Seismologists back in the day were all worried about the big one. The Big One. The. Big. One. Folks in Arizona were going to get beachfront property. I’d invest in a boat if I was you, because the Big One’s coming! Steely Dan: “California tumbles into the sea, that’ll be the day I go back to Annandale.”
I asked my dad if he thought the Big One was coming, and he said something I’ll probably never forget:
“Let me telling you something. You’re walking down the street, and suddenly there’s a tiny 1.1 sized earthquake. So small you don’t even notice it. But, it’s enough to dislodge a brick from the top of the building next to you. When that brick hits you on the head, there’s your Big One.”
So, you see, it’s not the scale of the event, it’s the impact of the event. What makes it Big is the impact it has on you. You’re the One it impacts. In thinking about it, of course, if I happen to be sunning myself on some beach in Jamaica and an earthquake throws California into the sea, that might be considered the Big One, whether it impacts me or not. Best not to look too deep into my dad’s aphorisms…
So, what in heaven’s name am I rambling on about now? What does this have to do with anything?

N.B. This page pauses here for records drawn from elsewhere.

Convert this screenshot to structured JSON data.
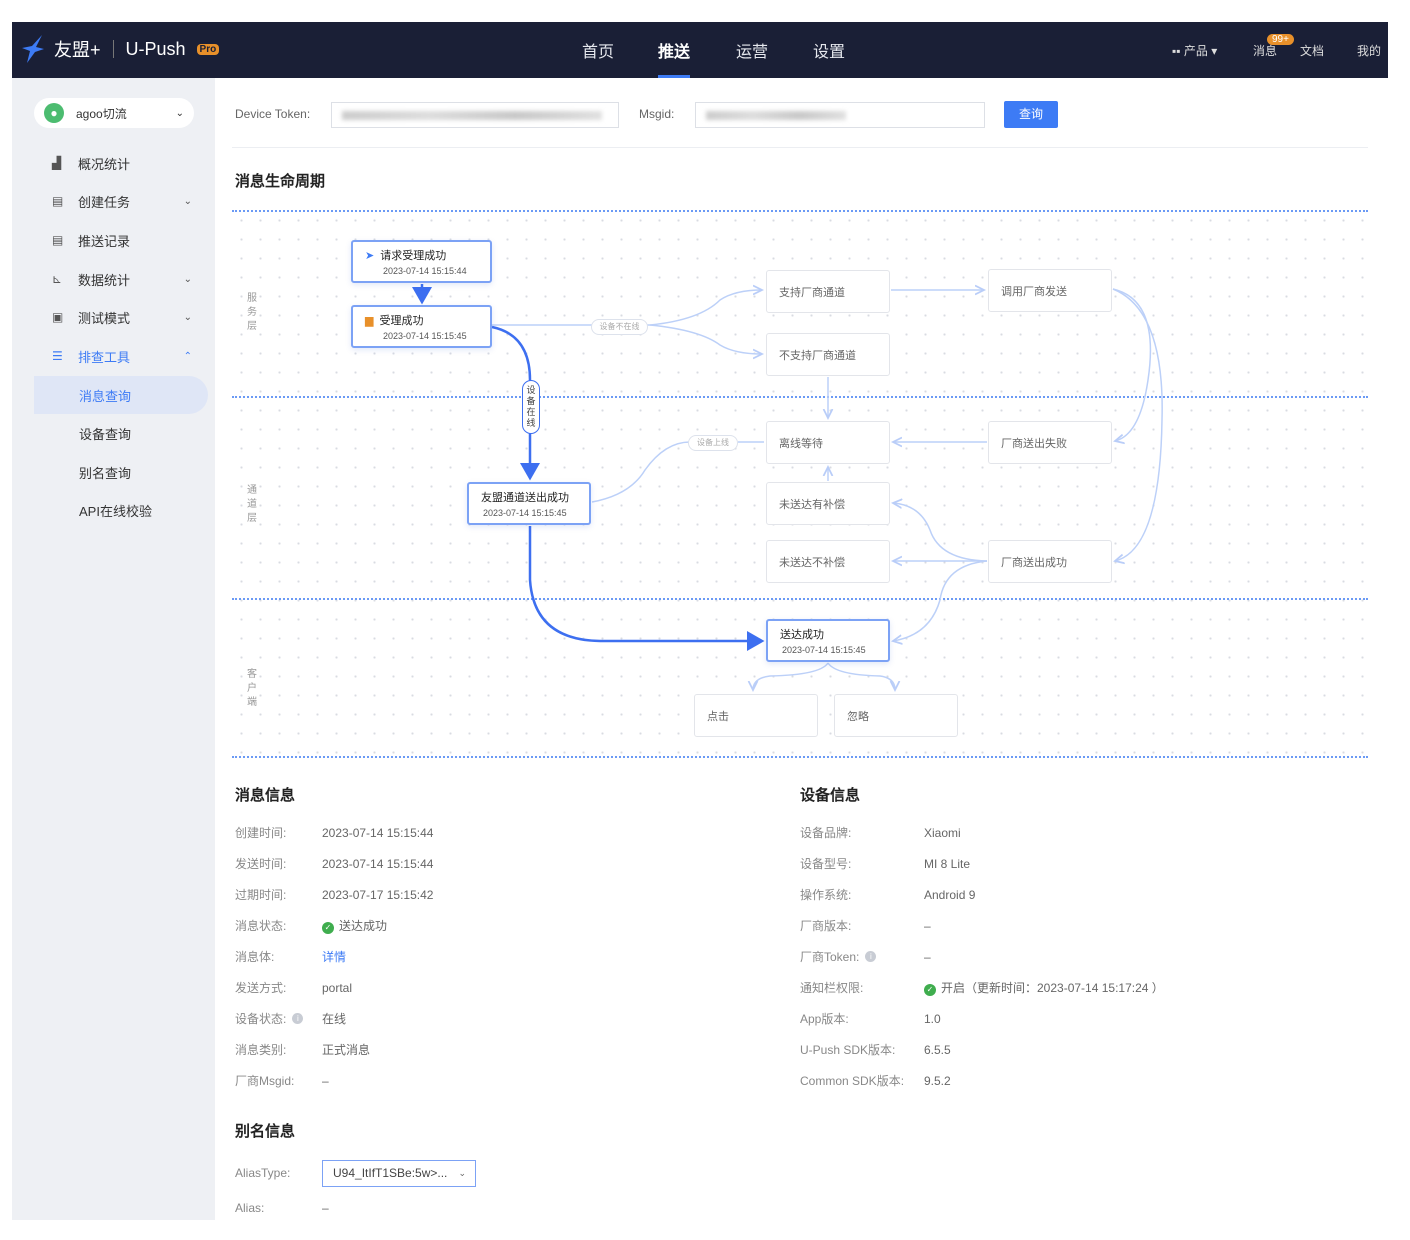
{
  "header": {
    "brand": "友盟+",
    "product": "U-Push",
    "badge": "Pro",
    "nav": [
      "首页",
      "推送",
      "运营",
      "设置"
    ],
    "active_nav": "推送",
    "right": {
      "products": "产品",
      "messages": "消息",
      "messages_badge": "99+",
      "docs": "文档",
      "mine": "我的"
    }
  },
  "sidebar": {
    "app": "agoo切流",
    "items": [
      {
        "label": "概况统计",
        "icon": "chart-icon"
      },
      {
        "label": "创建任务",
        "icon": "doc-icon",
        "chevron": "down"
      },
      {
        "label": "推送记录",
        "icon": "record-icon"
      },
      {
        "label": "数据统计",
        "icon": "line-chart-icon",
        "chevron": "down"
      },
      {
        "label": "测试模式",
        "icon": "monitor-icon",
        "chevron": "down"
      },
      {
        "label": "排查工具",
        "icon": "list-icon",
        "chevron": "up"
      }
    ],
    "subitems": [
      "消息查询",
      "设备查询",
      "别名查询",
      "API在线校验"
    ],
    "active_sub": "消息查询"
  },
  "search": {
    "device_token_label": "Device Token:",
    "msgid_label": "Msgid:",
    "query_button": "查询"
  },
  "lifecycle": {
    "title": "消息生命周期",
    "lanes": [
      "服务层",
      "通道层",
      "客户端"
    ],
    "nodes": {
      "request": {
        "title": "请求受理成功",
        "time": "2023-07-14 15:15:44"
      },
      "accepted": {
        "title": "受理成功",
        "time": "2023-07-14 15:15:45"
      },
      "umeng_sent": {
        "title": "友盟通道送出成功",
        "time": "2023-07-14 15:15:45"
      },
      "vendor_support": {
        "title": "支持厂商通道"
      },
      "vendor_nosupport": {
        "title": "不支持厂商通道"
      },
      "call_vendor": {
        "title": "调用厂商发送"
      },
      "offline_wait": {
        "title": "离线等待"
      },
      "vendor_fail": {
        "title": "厂商送出失败"
      },
      "undelivered_comp": {
        "title": "未送达有补偿"
      },
      "undelivered_nocomp": {
        "title": "未送达不补偿"
      },
      "vendor_success": {
        "title": "厂商送出成功"
      },
      "delivered": {
        "title": "送达成功",
        "time": "2023-07-14 15:15:45"
      },
      "click": {
        "title": "点击"
      },
      "ignore": {
        "title": "忽略"
      }
    },
    "edge_labels": {
      "offline": "设备不在线",
      "online": "设备在线",
      "came_online": "设备上线"
    }
  },
  "message_info": {
    "title": "消息信息",
    "rows": [
      {
        "label": "创建时间:",
        "value": "2023-07-14 15:15:44"
      },
      {
        "label": "发送时间:",
        "value": "2023-07-14 15:15:44"
      },
      {
        "label": "过期时间:",
        "value": "2023-07-17 15:15:42"
      },
      {
        "label": "消息状态:",
        "value": "送达成功",
        "status": "success"
      },
      {
        "label": "消息体:",
        "value": "详情",
        "link": true
      },
      {
        "label": "发送方式:",
        "value": "portal"
      },
      {
        "label": "设备状态:",
        "value": "在线",
        "info": true
      },
      {
        "label": "消息类别:",
        "value": "正式消息"
      },
      {
        "label": "厂商Msgid:",
        "value": "–"
      }
    ]
  },
  "device_info": {
    "title": "设备信息",
    "rows": [
      {
        "label": "设备品牌:",
        "value": "Xiaomi"
      },
      {
        "label": "设备型号:",
        "value": "MI 8 Lite"
      },
      {
        "label": "操作系统:",
        "value": "Android 9"
      },
      {
        "label": "厂商版本:",
        "value": "–"
      },
      {
        "label": "厂商Token:",
        "value": "–",
        "info": true
      },
      {
        "label": "通知栏权限:",
        "value": "开启（更新时间：2023-07-14 15:17:24 ）",
        "status": "success"
      },
      {
        "label": "App版本:",
        "value": "1.0"
      },
      {
        "label": "U-Push SDK版本:",
        "value": "6.5.5"
      },
      {
        "label": "Common SDK版本:",
        "value": "9.5.2"
      }
    ]
  },
  "alias_info": {
    "title": "别名信息",
    "alias_type_label": "AliasType:",
    "alias_type_value": "U94_ItIfT1SBe:5w>...",
    "alias_label": "Alias:",
    "alias_value": "–"
  },
  "colors": {
    "header_bg": "#1a1f36",
    "accent": "#3d7bf5",
    "success": "#3fad4e",
    "badge": "#e8902a"
  }
}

You’re a writer. You know how it goes. You work and work and work and create a masterpiece, and then, if you’re like me and don’t already have a literary agent, you float it out upon the email airwaves and hope and wait and hope and wait for an agent to read it and go “hot dang, Sunny Jim, you got yourself a winner there!” Okay, maybe you’re not like me, but you get the gist.
All it takes is a literary agent, just one, to like it. To read it and understand it and say “I can sell this.” Just one. Solamente uno.
And then, like a brick to the head, your life is different. Like a dropping owwy-maker from away on high, your writing career stops being a dream and becomes something tangible.
Waiting for that agent. That one. That Big One. That’s the deal. The dope. It’s what I’m doing, and it’s making me three quarters crazy!
Better maybe to go search for a falling brick.